Leaders who receive specific training around having difficult conversations also reported more positive results. Two executives specifically cited the Stanford Graduate School of Business’ popular Interpersonal Dynamics course, which is known informally as the “touchy-feely” class, which gave them training and practice to have difficult conversations around employee performance, pay, and other work disagreements that practice the same diplomacy required to navigate political and social discussions.
Train employees to navigate tense interactions
Though most company DE&I training programs didn’t include guidance on communicating with employees who hold diverse viewpoints, the study found that several Fortune 500 companies train employees on how to deal with tense interactions and conversations around race.

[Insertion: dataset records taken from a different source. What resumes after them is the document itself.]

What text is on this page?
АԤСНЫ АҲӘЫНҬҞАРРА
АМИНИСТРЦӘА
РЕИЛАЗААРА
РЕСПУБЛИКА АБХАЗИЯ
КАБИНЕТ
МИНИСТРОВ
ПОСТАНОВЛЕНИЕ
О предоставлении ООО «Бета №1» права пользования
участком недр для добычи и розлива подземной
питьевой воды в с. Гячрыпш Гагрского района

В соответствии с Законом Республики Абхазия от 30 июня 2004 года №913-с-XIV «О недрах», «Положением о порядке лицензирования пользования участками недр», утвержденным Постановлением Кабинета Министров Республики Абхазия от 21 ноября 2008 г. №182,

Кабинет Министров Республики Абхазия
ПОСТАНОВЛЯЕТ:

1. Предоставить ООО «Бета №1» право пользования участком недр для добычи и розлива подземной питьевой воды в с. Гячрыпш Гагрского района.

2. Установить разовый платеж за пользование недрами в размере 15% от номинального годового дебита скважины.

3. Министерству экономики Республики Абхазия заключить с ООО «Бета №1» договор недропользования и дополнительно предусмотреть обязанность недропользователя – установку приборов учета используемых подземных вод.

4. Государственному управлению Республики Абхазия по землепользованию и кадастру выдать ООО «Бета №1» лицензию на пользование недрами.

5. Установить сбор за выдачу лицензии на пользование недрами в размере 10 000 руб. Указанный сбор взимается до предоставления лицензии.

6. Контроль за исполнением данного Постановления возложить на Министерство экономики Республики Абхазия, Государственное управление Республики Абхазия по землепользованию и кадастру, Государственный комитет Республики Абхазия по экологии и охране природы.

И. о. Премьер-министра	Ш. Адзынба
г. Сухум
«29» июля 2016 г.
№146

Two companies said that The Courageous Conversation program helped employees discuss and understand ongoing racial disparities at work.
“Additionally, one large consumer products company provides all retail store and phone customer service staff with de-escalation training to respond to angry customers,” the report reads. “These types of programming can provide general interpersonal skills across the workforce that yield measurable personal, professional, and bottom-line value.”